Divorce among older couples is on the rise even though the rate overall is dropping. Some older Texas couples may have accumulated a substantial amount of money in retirement accounts, and this may need to be divided in a divorce.

Certain types of accounts, such as 401(k)s, can only be divided if a document known as a qualified domestic relations order has been prepared. An IRA does not need a QDRO, and dividing one can be fairly straightforward. However, it has the potential to get more complicated if a person has begun taking 72(t) distributions before reaching the age of 59 1/2. Under a limited set of circumstances, these types of distributions are permitted prior to retirement age without incurring a 10% penalty. However, according to regulations, if the account is modified in any way, this penalty kicks in and becomes retroactive for all distributions. The problem is that while it appears to be a modification based on IRS regulations, when individuals have sought clarification using a private letter ruling, this has not been the case.

PLRs are not meant to apply to anyone but the individual, but seeking a PLR is not practical for everyone since it is time-consuming and costly. People in this situation may want to seek the advice of a financial professional.

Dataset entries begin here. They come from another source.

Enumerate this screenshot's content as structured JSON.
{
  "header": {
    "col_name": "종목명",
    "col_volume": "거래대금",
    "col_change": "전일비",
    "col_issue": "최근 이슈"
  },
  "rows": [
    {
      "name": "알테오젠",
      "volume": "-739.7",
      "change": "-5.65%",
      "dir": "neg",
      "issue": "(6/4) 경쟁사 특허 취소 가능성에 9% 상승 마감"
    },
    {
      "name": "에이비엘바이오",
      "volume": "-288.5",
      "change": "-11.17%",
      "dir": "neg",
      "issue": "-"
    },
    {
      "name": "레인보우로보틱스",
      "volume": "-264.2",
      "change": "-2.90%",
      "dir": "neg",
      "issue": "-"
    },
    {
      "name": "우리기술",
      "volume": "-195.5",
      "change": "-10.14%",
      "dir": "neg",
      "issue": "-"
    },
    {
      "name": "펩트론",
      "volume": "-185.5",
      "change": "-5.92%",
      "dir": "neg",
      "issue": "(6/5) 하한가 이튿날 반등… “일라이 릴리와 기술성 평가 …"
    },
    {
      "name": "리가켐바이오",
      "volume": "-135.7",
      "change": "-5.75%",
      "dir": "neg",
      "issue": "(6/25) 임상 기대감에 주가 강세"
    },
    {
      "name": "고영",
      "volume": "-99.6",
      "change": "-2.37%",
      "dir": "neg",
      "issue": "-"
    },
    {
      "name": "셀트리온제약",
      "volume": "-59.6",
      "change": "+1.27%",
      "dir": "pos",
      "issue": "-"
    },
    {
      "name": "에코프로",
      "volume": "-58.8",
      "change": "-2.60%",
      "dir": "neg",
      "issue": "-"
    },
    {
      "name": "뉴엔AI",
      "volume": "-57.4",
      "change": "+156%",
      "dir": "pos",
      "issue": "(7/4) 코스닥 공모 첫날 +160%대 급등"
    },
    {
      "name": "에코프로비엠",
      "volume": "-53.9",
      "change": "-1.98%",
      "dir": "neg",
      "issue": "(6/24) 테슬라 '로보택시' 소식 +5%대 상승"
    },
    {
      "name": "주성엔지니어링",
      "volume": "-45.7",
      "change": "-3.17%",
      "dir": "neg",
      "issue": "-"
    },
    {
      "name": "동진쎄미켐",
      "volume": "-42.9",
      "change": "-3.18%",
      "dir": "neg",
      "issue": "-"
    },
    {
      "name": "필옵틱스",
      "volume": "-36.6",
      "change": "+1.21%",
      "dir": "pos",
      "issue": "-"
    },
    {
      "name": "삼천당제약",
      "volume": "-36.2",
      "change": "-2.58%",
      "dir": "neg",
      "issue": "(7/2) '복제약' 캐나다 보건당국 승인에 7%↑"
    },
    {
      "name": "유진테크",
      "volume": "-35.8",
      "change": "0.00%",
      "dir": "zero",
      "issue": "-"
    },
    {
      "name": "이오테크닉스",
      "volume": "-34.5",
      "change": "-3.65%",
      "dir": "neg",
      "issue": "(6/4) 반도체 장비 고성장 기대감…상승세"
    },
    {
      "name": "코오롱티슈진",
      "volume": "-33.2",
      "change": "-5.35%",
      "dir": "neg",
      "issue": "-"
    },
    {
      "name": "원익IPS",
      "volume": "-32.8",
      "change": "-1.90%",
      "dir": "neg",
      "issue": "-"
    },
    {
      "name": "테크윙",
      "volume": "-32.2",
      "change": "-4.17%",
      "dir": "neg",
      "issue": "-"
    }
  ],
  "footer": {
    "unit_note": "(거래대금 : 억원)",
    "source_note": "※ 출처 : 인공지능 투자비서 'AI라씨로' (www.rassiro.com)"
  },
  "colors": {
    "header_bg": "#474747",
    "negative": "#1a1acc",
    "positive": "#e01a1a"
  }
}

There can be other complexities that arise in the process of dividing property in a high net worth divorce. Since Texas is a community property state, all marital property is supposed to be divided equally. This can mean that if one person owns a business, the other person might be owed one-half of the value of the company’s appreciation since the marriage. Some couples might agree that each of them will keep assets of a similar value instead of trying to divide all properties 50/50.